En effet, l’ordre colonial en Algérie s’appuyait sur un système législatif
rigoureux visant à l’émiettement progressif du peuple algérien. La stratégie
du “diviser pour mieux régner” passait par la mise en concurrence des
différentes composantes de la société. Ainsi, dès 1871, par le décret
Crémieux, les autochtones juifs se voyaient accorder le droit à la pleine
citoyenneté, ce qui eut comme effet immédiat, par les privilèges afférents, de
les couper du corps social majoritaire et d’activer les tensions
communautaires, quasi-inexistantes jusque là. Ce funeste épisode, prélude à
une douloureuse amputation identitaire, non seulement privera l’Algérie de la
quasi-totalité de sa composante juive, mais trouvera dans le conflit israélo-
palestinien un exutoire. Ironie de l’histoire : c’est sur le sol français,
lieu du “pêché originel” qu’est l’entreprise coloniale, que les communautés
juives et musulmanes soldent les comptes d’une histoire enfouie mais toujours
au bord de l’explosion. De la même façon fut construit le mythe kabyle, groupe
ethnique ontologiquement supérieur aux arabes car proche de “l’Occident
chrétien”, blond aux yeux bleus, etc. Dans le cadre de cette même stratégie,
la machine coloniale conçut ses supplétifs au sein même du corps social. Ceux
que l’on appellera Harkis feront ainsi le sacrifice de leur âme, plus sûrement
victimes de rapports de force dans le cadre de la guerre coloniale que
pleinement consentants. Enfin, et sans doute trop tard pour en bénéficier
pleinement la machine de propagande, comprit le bénéfice qu’elle pouvait tirer
d’une campagne de libération de la gente féminine : atteindre le cœur même de
la résistance algérienne en proposant comme ennemis aux femmes musulmanes,
épines dorsales de la résistance, leurs propres maris, pères ou frères afin de
les détourner de l’oppression coloniale. Cette entreprise de division du corps
social est toujours en oeuvre dans la France de 2004. La société post-
coloniale vivant en France en est à la fois victime et témoin car c’est en son
sein que se situe le véritable ennemi.

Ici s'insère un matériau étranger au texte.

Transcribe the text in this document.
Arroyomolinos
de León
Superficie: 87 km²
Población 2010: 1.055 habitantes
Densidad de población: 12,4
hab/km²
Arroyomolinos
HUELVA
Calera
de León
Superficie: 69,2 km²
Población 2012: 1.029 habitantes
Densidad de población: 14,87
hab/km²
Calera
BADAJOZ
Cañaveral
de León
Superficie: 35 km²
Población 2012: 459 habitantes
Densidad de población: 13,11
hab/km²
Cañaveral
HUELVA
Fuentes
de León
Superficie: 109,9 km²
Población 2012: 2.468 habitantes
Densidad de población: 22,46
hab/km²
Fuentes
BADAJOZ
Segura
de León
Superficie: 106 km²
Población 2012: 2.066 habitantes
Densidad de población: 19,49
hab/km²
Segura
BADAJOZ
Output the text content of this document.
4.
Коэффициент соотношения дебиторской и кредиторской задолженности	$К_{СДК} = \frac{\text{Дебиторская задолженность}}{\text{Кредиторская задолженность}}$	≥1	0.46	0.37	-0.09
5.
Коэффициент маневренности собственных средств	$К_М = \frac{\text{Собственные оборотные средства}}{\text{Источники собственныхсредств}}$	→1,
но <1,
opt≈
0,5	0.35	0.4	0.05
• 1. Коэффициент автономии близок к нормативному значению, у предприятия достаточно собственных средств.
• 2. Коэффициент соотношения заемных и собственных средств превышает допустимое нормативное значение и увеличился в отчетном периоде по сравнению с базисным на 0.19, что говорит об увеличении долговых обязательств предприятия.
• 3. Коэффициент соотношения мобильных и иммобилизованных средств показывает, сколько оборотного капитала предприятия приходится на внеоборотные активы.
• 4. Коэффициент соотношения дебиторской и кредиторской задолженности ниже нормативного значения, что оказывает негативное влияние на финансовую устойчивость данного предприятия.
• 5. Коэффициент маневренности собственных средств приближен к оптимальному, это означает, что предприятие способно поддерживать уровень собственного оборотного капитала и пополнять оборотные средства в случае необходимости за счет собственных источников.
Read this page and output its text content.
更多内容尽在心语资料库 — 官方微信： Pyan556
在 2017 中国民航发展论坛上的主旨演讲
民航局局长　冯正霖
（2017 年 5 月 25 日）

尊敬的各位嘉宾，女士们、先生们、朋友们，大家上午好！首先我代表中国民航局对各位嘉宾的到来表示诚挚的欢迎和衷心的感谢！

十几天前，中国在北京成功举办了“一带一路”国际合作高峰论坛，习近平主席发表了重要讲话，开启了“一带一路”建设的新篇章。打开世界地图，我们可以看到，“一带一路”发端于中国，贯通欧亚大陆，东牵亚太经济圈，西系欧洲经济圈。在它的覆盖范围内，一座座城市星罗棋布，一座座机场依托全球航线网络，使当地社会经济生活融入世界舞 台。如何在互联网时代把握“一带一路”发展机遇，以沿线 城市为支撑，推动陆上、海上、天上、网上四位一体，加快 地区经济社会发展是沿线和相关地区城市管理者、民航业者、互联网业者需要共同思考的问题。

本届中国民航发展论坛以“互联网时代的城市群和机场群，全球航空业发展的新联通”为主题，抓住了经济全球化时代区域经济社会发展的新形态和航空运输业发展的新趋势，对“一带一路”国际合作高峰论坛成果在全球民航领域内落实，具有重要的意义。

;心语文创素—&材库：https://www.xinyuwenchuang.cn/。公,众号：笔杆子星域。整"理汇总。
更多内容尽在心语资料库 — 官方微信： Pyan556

Ce sont les Ni Putes Ni Soumises qui
l’affirment. La messe est dite !

4. Un ” féminisme du dominé ”

Les NPNS ? un ersatz de féminisme excluant et les putes et les soumises
(entendez : les voilées), valorisant ce faisant une féminité conforme aux
normes dominantes et confortant les politiques de discrimination “républicaines” à l’endroit de ces deux catégories hérétiques
de femmes (2). En d’autres termes, un féminisme bon marché, taillé pour les
femmes de quartiers. Ce qui le caractérise ? d’une part, l’essentialisme
sexuel et la mollesse de ses positions philosophiques. Car les femmes de
quartiers populaires, encastrées dans une « inoxydable féminité ” (3), ne
revendiquent que des droits minimaux, caractéristiques d’une citoyenneté au
rabais : l’intégrité physique, le choix des tenues vestimentaires (ou plus
exactement le droit de faire “le bon choix”, celui de la jupe courte, car le
choix de porter le voile sans être insultée ou déscolarisée ne fait pas partie
de l’agenda des Ni putes ni soumises), et enfin la pacification des relations
avec l’autre sexe. Tiens ! en parlant de sous-citoyenneté, Chirac n’avait-il
pas dit à propos du peuple tunisien (ex-peuple colonisé) que “le premier des
droits de l’Homme, c’est de manger, d’être soigné, de recevoir une éducation
et d’avoir un habitat” ? et d’autre part, l’omerta (mot que Fadéla Amara
affectionne) faite sur l’ensemble des violences sexistes qui traversent toutes
les couches sociales de notre société et mises en évidence par l’excellent
rapport sur les violences sexistes, « Liberté, égalité, sexualités » (4),
exemptant ainsi le sexisme des « autochtones » de toute auto-critique et
validant l’idée d’un sexisme exogène et importé par l’immigration musulmane.

Epilogue…

Le 7 février 2004, Fadéla Amara, présidente des Ni Putes Ni Soumises, et en
lice avec Pierre Rosanvallon, Jean-Claude Guillebaud et Claude Nicolet (5),
recevait des mains de Jean-Louis Debré, l’homme des coups de hache contre
l’Église Saint Bernard et du durcissement des lois Pasqua sur le séjour des
étrangers, le prix du Livre Politique de l’année.
Le week-end dernier, c’était au tour de Valérie Toranian (directrice de
rédaction du magazine « Elle », Corinne Lepage (ancienne ministre et laïcarde
acharnée), Bernard Stasi (ancien ministre et principal promoteur de la loi sur
les signes religieux), Laure Adler (directrice de France Culture) et enfin
Dominique de Villepin (ministre de l’intérieur) de lui régler son pourboire en
lui rendant hommage pour bons et loyaux services.

Notes :

(1) P. Tévanian, ” De la laïcité égalitaire à la laïcité sécuritaire. Le
milieu scolaire à l’épreuve du foulard islamique “, in L. Bonelli, G. Sainati,
La machine à punir. Discours et pratiques sécuritaires, L’esprit frappeur, 2004

(2) Lois Sarkozy qui criminalisent les prostituées et loi interdisant les
signes religieux à l’école alors même que femmes voilées et prostituées sont
reconnues victimes de leur situation respective.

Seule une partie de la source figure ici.